Client re-instantiation problem ?

When the client and server are connected and the server restarts manually, the client does not need to re-instantiate the connection again and can continue to send data, and when the server starts again, it can still receive messages from the client.

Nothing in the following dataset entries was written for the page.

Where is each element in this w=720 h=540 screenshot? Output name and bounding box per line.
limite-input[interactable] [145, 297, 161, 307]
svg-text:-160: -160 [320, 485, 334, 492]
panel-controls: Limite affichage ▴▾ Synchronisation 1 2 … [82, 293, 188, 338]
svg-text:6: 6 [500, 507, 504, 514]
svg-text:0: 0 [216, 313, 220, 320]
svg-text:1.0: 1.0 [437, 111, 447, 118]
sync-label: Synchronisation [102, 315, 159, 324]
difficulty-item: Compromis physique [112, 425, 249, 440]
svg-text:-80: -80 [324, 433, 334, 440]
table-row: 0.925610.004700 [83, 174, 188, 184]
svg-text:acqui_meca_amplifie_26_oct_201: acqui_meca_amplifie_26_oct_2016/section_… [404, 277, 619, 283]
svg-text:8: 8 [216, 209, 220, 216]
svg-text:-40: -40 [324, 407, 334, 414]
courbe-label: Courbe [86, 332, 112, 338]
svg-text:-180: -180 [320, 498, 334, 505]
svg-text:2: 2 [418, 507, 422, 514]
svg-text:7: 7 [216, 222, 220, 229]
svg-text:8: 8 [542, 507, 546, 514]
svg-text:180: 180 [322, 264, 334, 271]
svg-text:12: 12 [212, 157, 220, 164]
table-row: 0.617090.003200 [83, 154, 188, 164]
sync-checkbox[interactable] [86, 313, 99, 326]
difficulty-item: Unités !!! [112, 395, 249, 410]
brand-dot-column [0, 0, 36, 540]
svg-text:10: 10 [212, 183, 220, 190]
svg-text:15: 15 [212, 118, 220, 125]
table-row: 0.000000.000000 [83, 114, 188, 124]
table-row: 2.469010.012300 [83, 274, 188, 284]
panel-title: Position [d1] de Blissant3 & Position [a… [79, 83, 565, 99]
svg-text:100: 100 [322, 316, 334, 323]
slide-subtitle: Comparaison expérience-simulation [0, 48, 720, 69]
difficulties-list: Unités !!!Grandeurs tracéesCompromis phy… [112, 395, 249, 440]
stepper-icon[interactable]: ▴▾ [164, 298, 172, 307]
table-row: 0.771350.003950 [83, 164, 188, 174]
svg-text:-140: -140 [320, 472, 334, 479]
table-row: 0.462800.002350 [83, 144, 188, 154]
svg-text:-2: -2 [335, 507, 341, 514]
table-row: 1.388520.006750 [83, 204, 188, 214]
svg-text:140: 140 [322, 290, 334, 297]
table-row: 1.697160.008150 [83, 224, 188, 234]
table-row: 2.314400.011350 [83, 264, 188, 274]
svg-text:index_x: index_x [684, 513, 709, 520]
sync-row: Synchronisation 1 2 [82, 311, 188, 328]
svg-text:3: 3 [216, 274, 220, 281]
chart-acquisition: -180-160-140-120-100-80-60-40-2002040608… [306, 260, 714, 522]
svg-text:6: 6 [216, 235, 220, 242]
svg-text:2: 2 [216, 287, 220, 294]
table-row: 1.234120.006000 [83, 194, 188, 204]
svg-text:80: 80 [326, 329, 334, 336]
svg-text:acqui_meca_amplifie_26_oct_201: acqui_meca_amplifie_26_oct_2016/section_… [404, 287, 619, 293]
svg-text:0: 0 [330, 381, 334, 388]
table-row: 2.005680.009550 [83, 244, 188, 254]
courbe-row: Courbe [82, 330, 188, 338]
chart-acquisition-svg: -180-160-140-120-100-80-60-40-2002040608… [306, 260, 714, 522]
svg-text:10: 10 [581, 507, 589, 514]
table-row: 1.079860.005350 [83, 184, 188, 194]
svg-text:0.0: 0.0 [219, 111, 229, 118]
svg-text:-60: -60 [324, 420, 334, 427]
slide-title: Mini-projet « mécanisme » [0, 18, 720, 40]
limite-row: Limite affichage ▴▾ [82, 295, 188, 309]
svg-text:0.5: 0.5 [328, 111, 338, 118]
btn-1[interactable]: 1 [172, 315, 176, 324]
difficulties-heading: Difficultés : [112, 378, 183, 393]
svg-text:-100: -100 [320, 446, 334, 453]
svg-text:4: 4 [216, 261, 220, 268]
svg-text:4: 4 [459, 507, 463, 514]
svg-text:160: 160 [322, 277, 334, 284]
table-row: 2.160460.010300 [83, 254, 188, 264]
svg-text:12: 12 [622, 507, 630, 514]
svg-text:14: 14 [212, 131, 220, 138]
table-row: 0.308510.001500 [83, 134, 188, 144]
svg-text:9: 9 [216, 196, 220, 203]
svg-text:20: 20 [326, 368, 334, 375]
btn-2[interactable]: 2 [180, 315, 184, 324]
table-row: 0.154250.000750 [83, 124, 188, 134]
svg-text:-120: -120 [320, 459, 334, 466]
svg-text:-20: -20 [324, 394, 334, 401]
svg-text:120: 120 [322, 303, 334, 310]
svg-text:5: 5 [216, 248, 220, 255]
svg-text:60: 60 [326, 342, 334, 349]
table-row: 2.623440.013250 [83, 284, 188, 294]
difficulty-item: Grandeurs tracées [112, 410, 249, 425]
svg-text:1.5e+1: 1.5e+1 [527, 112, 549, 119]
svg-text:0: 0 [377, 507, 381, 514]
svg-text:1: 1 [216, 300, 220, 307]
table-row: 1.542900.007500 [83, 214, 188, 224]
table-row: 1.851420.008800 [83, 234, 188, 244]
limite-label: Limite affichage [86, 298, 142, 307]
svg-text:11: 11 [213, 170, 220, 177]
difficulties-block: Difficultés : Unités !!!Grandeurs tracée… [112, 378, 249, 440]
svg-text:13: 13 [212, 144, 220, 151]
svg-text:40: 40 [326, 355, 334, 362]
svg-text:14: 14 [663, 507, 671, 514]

udp has no handshake process, and its udp connect() only creates the socket information locally. The udp quintet of sockets is not visible on the server side using netstat.

Golang test code

server-side code:

 1
 2
 3
 4
 5
 6
 7
 8
 9
10
11
12
13
14
15
16
17
18
19
20
21
22
23
24
25
26
27
28
29
30
package main

import (
    "fmt"
    "net"
)

// UDP 服务端
func main() {
    listen, err := net.ListenUDP("udp", &net.UDPAddr{
        IP:   net.IPv4(0, 0, 0, 0),
        Port: 29999,
    })

    if err != nil {
        fmt.Println("Listen failed, err: ", err)
        return
    }
    defer listen.Close()

    for {
        var data [1024]byte
        n, addr, err := listen.ReadFromUDP(data[:])
        if err != nil {
            fmt.Println("read udp failed, err: ", err)
            continue
        }
        fmt.Printf("data:%v addr:%v count:%v\n", string(data[:n]), addr, n)
    }
}

Client Code:

 1
 2
 3
 4
 5
 6
 7
 8
 9
10
11
12
13
14
15
16
17
18
19
20
21
22
23
24
25
26
27
28
29
30
31
32
package main

import (
    "fmt"
    "net"
    "time"
)

// UDP 客户端
func main() {
    socket, err := net.DialUDP("udp", nil, &net.UDPAddr{
        IP:   net.IPv4(172, 16, 0, 46),
        Port: 29999,
    })
    if err != nil {
        fmt.Println("连接UDP服务器失败,err: ", err)
        return
    }
    defer socket.Close()

    for {
        time.Sleep(1e9 * 2)
        sendData := []byte("Hello Server")
        _, err = socket.Write(sendData)
        if err != nil {
            fmt.Println("发送数据失败,err: ", err)
            continue
        }

        fmt.Println("已发送")
    }
}

Summary

When the machine on the udp server side can be connected and there is no exception, the client will usually show success. However, when there is an exception, the following situation will occur:

  • When the ip address is not available, the udp client will usually show success when connecting.
  • When the udp server program is closed, but the system still exists, the other system returns an error via icmp ECONNREFUSE, and the client will report an error.
  • The client will also show success when the other side has iptables udp port drop operation.
  • When the client and server share data, the UDP client cannot sense the shutdown status immediately when the service process hangs, and the client can only sense that the other side is down when the other side responds with an icmp ECONNREFUSE exception message when sending data again.